J’avais bel et bien averti sur les risques de tensions politiques que cette initiative pouvait susciter. Nous avions bien écrit que personne ne peut réviser la Constitution au Sénégal sans l’aval du Président. Nous avions aussi écrit que ceux qui cherchaient à doubler le Président de la République allaient nous installer dans une tension politique.
Mais dans ce pays, on ramène tout à des problèmes de personne.
Le Président de la République a effectivement informé l’Assemblée par lettre en date du 19 juin 2026 de sa décision » de soumettre le Projet de Revision de la Constitution au référendum ». Il en a le droit et l’Assemblée sera déssaisie sans pouvoir ni fixer la date du référendum ni même dire si le référendum aura lieu. Dans les mêmes circonstances et avec les mêmes dispositions constitutionnelles, le President Mitterand avait refusé d’organiser un référendum en France.

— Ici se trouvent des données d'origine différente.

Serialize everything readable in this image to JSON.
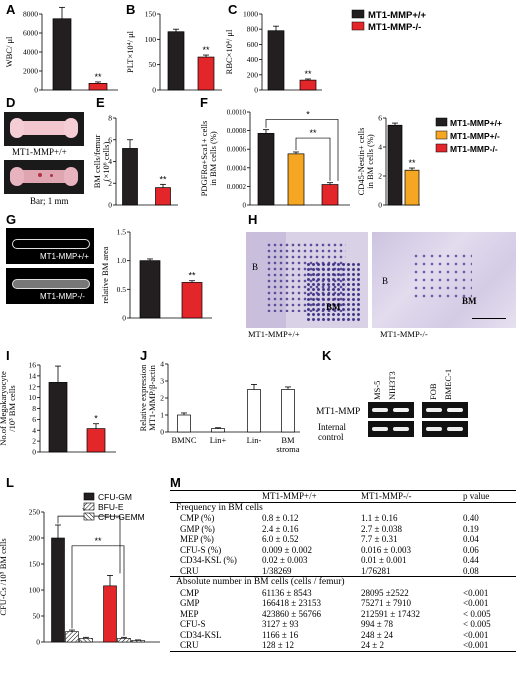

Nous avions anticipé et averti.
J’ajoute même autre chose. Contrairement à ce que soutient le Président de l’Assemblée nationale, le Président de la République n’est pas obligé de soumettre le texte tel que adopté par le Parlement au référendum. C’est aussi un argument de texte pas une affaire de personne. Il lui suffit de stabiliser le texte qu’il veut et de le passer au référendum en passant par l’article 51 de la Constitution. Cet article permet au Chef de l’État de procéder à une revision de la Constitution directement par référendum et sans passer par l’Assemblée nationale.
C’est là que les mécanismes du dialogue des institutions trouvent tous leurs sens. En effet, la République, c’est pas des hommes qui se battent, ce sont institutions qui dialoguent.
Personne ne gagne dans une bataille entre des institutions.